Help is coming to address one of the most important factors hammering the US housing market: the large number of home­owners at risk of foreclosure because their interest rates will soon reset upward.

The emerging plan – a voluntary effort to temporarily freeze mortgage interest rates for some – won't be a one-step fix for the nation's mortgage troubles, said Treasury Secretary Henry Paulson, who is coordinating the private-sector plan. But it would provide meaningful aid to as many as 1 million homeowners facing foreclosure.

It could also help the economy escape a possible recession next year. A rising tide of foreclosures has become a key force behind the unusual severity of the current housing downturn.

"There's no silver bullet," says Brian Bethune, an economist at Global Insight, a forecasting firm in Lexington, Mass. But reset relief "is going to help." In much of the nation, home prices have been declining over the past year after a historic run-up. The good news is that the decline is helping to make housing more affordable for buyers who had been priced out of the market. Over time, that should help restore a balance of supply and demand.

But right now, the economy faces some risks if home prices fall too far.
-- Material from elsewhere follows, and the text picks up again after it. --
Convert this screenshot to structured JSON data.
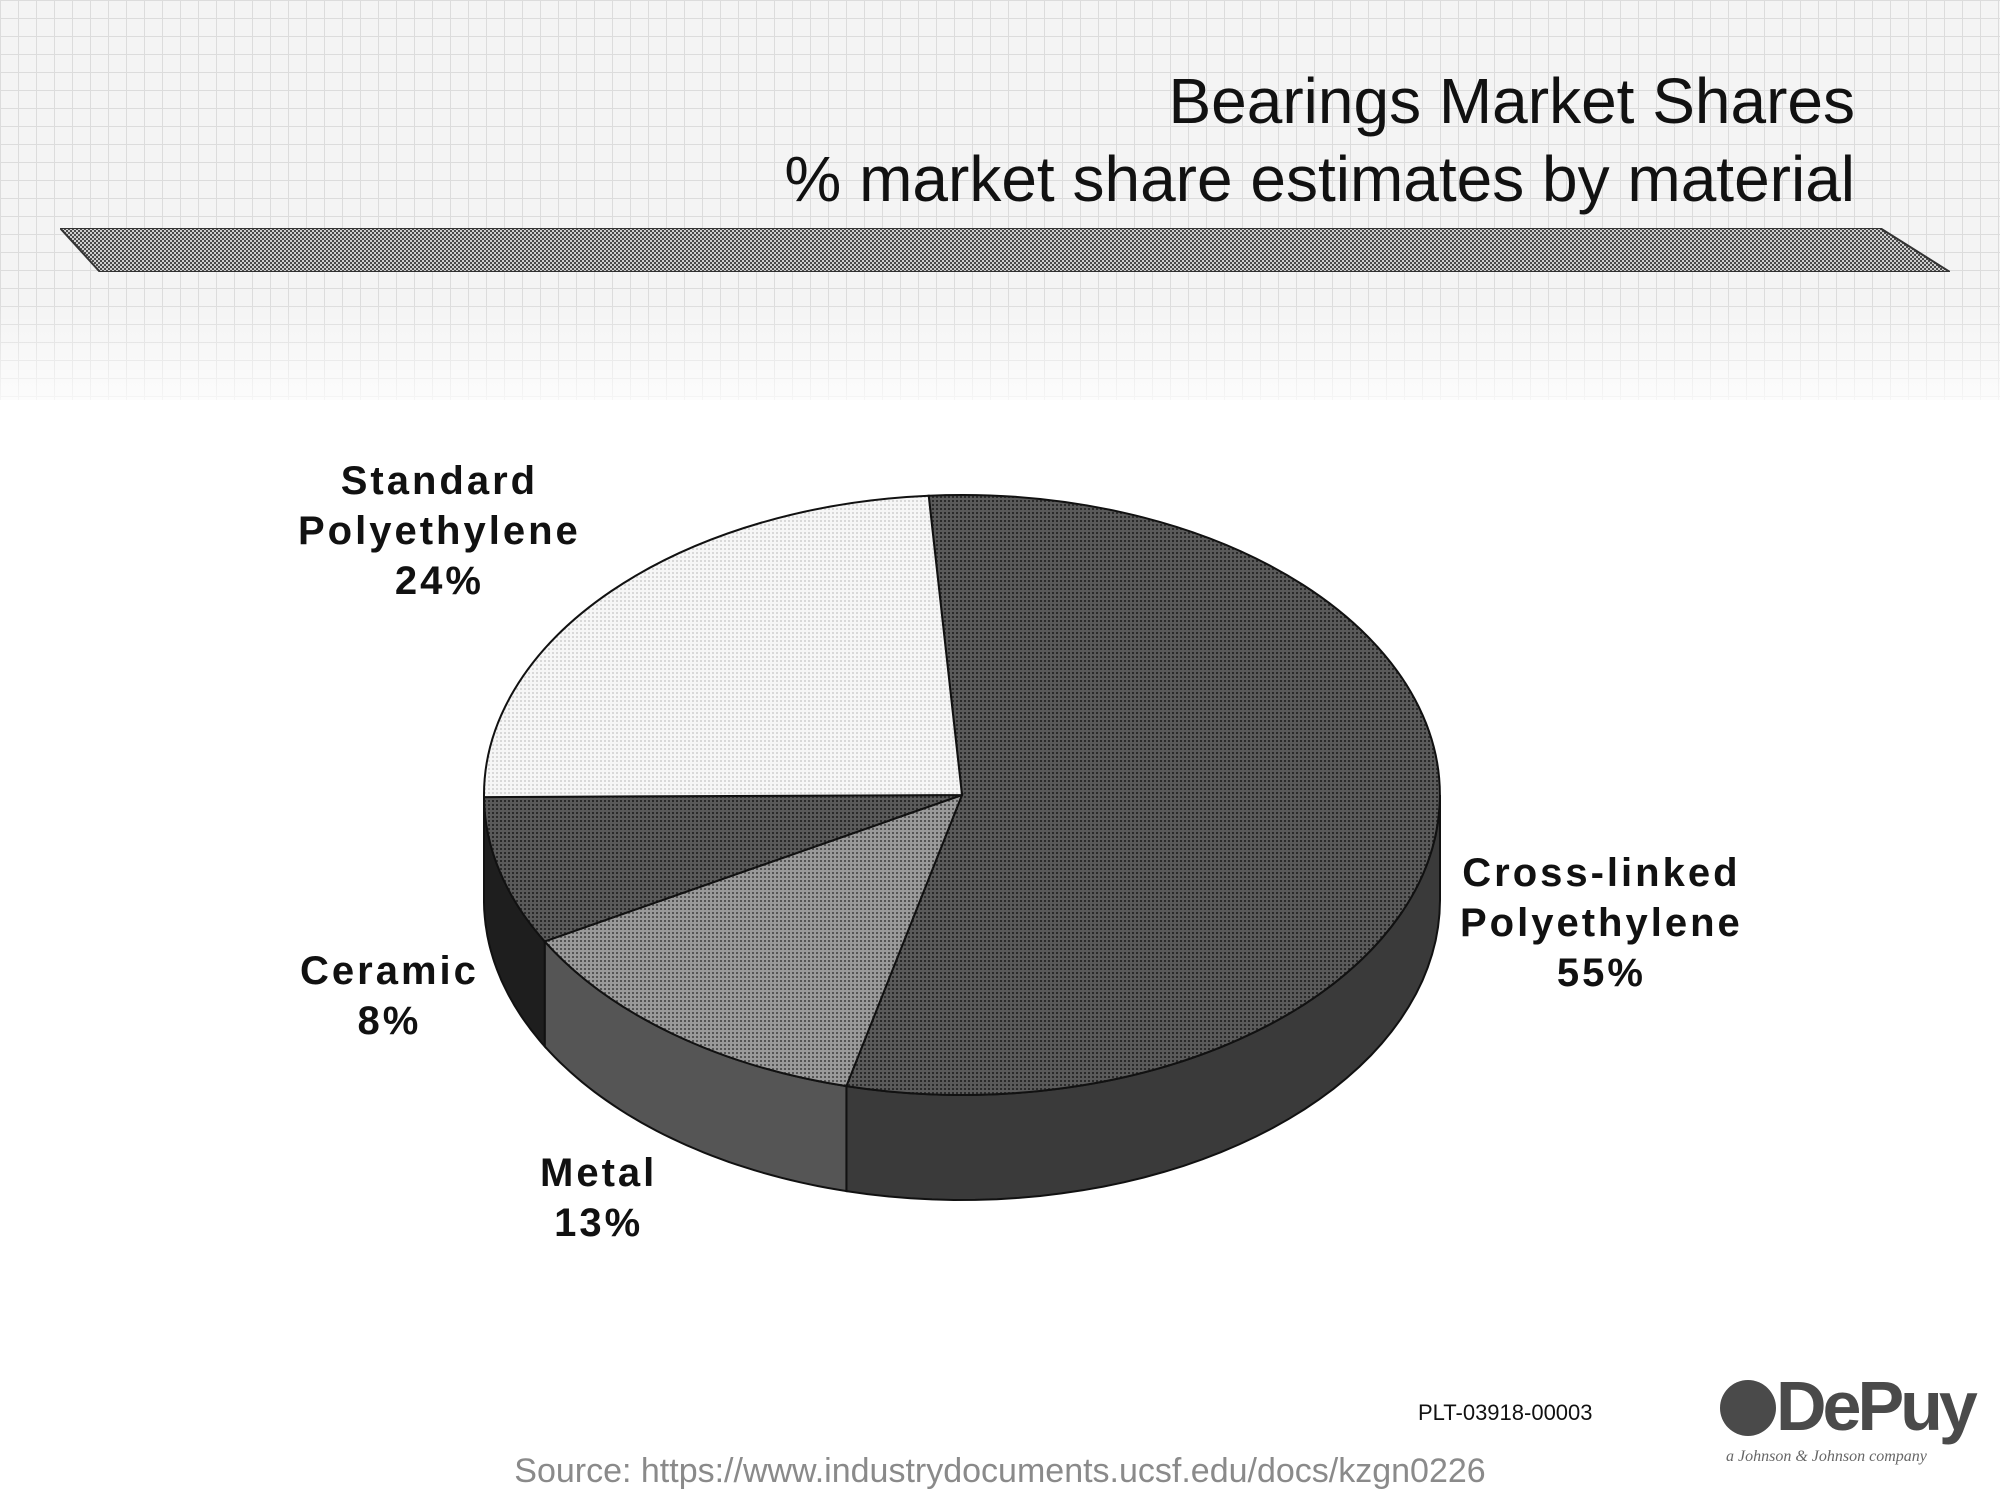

The further prices fall, the greater the number of recent home buyers who will go "upside down," having homes that are worth less than the balance of their mortgage loans.

The result could be even more foreclosures – and more homes up for auction in an already glutted market.

Banks, already smarting from large losses tied to mortgage loans, could further restrict credit to new home buyers out of uncertainty about property values.

"The mortgage markets can't withstand that kind of pressure," Mr. Bethune says.

Lenders have already been tightening credit standards in response to a shifting economic climate. They felt they could lend on easy terms when prices were rising, but with prices falling they have less appetite for risky loans.

Against this backdrop – rising borrower defaults and tighter bank credit – the Bush administration is under growing pressure to contain the economic fallout.

At a housing-related conference Monday, Secretary Paulson discussed the emerging plan to help at-risk borrowers.